Your public agency is experiencing development, so, to get out in front of it:
1. You have a development impact fee calculation and nexus report completed.
2. You adopt a Development Impact Fee (DIF) Schedule by ordinance/resolution.
3. You set up proper fund accounting.
4. You impose impact fees on development according to the above steps.
5. You spend impact fee receipts on various capital projects.
Out of the woods? Not yet. The big question (and issue) is are you doing Step 5 properly? I mean, ask yourselves, what does compliance with Steps 1 to 4 matter, if Step 5 is not undertaken properly?
As a consultant that helps you with steps 1 and 2 above, I frankly often don’t know about Step 5 because we leave after Steps 1 & 2. We do have some sage parting words of advice for you, like, you need to follow what capital projects the report dictates you can spend the impact fee receipts on. That isn’t always clear to some. As an example, I worked with a city a number of years ago and received a call later from a finance manager who asked me, “Can we use the police impact fees on the purchase of a helicopter?” I said, “Sure, if you can find the word helicopter anywhere in the report.” But I knew they could not because it was never discussed or listed as a police impact need. So, nope.

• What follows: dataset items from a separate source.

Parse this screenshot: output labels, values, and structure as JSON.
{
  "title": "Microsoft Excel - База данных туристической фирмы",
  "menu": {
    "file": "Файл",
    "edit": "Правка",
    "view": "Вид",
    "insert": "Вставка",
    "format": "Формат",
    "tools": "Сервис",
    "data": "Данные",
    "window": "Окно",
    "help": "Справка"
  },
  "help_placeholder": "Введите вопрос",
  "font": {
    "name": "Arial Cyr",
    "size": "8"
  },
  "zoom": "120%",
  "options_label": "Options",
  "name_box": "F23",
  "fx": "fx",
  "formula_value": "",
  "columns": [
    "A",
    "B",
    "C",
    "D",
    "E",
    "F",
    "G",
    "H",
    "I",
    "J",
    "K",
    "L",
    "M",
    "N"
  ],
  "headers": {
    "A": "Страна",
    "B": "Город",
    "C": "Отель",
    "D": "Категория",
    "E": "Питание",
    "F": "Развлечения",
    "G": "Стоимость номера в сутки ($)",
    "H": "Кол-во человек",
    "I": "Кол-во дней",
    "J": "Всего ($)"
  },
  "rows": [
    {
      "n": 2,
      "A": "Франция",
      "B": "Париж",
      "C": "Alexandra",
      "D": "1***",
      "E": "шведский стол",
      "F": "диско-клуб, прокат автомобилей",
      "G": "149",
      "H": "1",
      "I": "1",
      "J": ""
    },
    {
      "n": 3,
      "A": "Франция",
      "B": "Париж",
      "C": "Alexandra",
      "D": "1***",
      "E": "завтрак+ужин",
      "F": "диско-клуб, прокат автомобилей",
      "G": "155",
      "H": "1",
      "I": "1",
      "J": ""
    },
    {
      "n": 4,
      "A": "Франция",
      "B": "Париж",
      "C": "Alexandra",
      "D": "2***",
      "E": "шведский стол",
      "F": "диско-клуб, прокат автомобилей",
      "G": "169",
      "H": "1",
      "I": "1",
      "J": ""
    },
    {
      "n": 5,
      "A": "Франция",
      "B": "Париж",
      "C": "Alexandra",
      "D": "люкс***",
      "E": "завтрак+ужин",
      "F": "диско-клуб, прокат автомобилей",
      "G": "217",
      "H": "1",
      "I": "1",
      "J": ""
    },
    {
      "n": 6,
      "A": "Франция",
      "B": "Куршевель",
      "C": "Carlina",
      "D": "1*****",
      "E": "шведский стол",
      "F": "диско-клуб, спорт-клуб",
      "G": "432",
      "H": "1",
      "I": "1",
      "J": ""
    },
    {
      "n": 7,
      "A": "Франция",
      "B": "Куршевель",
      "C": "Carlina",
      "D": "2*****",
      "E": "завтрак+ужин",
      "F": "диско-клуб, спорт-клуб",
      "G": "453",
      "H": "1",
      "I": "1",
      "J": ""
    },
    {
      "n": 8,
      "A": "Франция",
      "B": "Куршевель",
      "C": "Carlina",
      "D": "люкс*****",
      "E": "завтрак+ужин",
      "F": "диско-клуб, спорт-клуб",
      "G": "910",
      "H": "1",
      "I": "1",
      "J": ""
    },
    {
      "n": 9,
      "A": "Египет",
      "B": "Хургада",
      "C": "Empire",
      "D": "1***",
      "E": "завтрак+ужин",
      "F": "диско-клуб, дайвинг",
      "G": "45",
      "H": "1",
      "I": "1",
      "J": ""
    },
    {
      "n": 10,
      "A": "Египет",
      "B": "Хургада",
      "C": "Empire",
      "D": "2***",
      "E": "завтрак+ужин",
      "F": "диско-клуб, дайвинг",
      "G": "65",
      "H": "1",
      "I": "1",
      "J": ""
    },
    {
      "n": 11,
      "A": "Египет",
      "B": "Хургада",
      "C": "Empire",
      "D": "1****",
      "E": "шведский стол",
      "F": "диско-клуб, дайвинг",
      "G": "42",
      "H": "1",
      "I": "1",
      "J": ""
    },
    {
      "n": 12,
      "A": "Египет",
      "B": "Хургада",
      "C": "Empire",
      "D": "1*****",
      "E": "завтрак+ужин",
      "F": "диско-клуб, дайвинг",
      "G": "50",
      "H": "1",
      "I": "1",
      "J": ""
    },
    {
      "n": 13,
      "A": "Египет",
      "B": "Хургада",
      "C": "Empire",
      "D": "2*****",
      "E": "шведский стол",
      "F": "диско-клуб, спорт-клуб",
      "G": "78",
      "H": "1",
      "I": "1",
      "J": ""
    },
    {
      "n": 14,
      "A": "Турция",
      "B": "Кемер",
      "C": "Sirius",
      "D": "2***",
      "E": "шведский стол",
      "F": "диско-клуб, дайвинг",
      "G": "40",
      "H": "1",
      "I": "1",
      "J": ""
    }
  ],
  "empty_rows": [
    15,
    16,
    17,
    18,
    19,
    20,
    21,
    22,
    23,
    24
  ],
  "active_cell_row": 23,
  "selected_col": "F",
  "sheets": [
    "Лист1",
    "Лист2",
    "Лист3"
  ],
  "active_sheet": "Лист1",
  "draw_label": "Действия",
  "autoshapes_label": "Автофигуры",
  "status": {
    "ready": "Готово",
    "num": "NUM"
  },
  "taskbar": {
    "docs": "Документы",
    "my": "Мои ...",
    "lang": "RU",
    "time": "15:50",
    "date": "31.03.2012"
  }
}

All manner of pressure was placed upon that finance manager to somehow “approve” the purchase of a helicopter, even to the point of being unfairly tagged as an obstructionist. I also surprisingly got blow-back from the police management staff. I can only imagine what other “requests” were made of the finance staff to merely spend money on whatever some infrastructure manager deems important at that point in time, regardless of whether or not it was identified in the report as an impact fee generated project. There are probably many times when the executive staff may “suggest” to a finance manager to find the money for “X” from the impact fees during the budget process, even though “X” was never identified as an impact fee growth generated project, or maybe worse yet, “X” is a replacement project.
Government Code §66023 states that someone can request an independent audit of how the collected impact fee receipts were expended. Thus, your finance staff is the key staff that can keep you out of trouble should an audit be requested. So, include them in the process of approving Impact Fee expenditures. I anticipate that we all will see more §66023 requests in the future. I know of a few now and word tends to spread, fast. So be prepared and do your annual Development Impact Fee Collection and Use Report to the level of detail to avoid such scrutiny by being as transparent as you can. In short, you can have the most valid impact fee calculation and nexus report available, but if you don’t follow what the report said, you open up yourselves to potential litigation.
Let’s be honest here, some of you are collecting in the tens or hundreds of millions of dollars in impact fees, and that fact alone deserves a level of respect and time commitment to indicate you intend to do it properly and wish to continue to collect these revenues. So, in the end, get a calculation and nexus report done, follow it to the “T” and then report what you did. Easy peasy.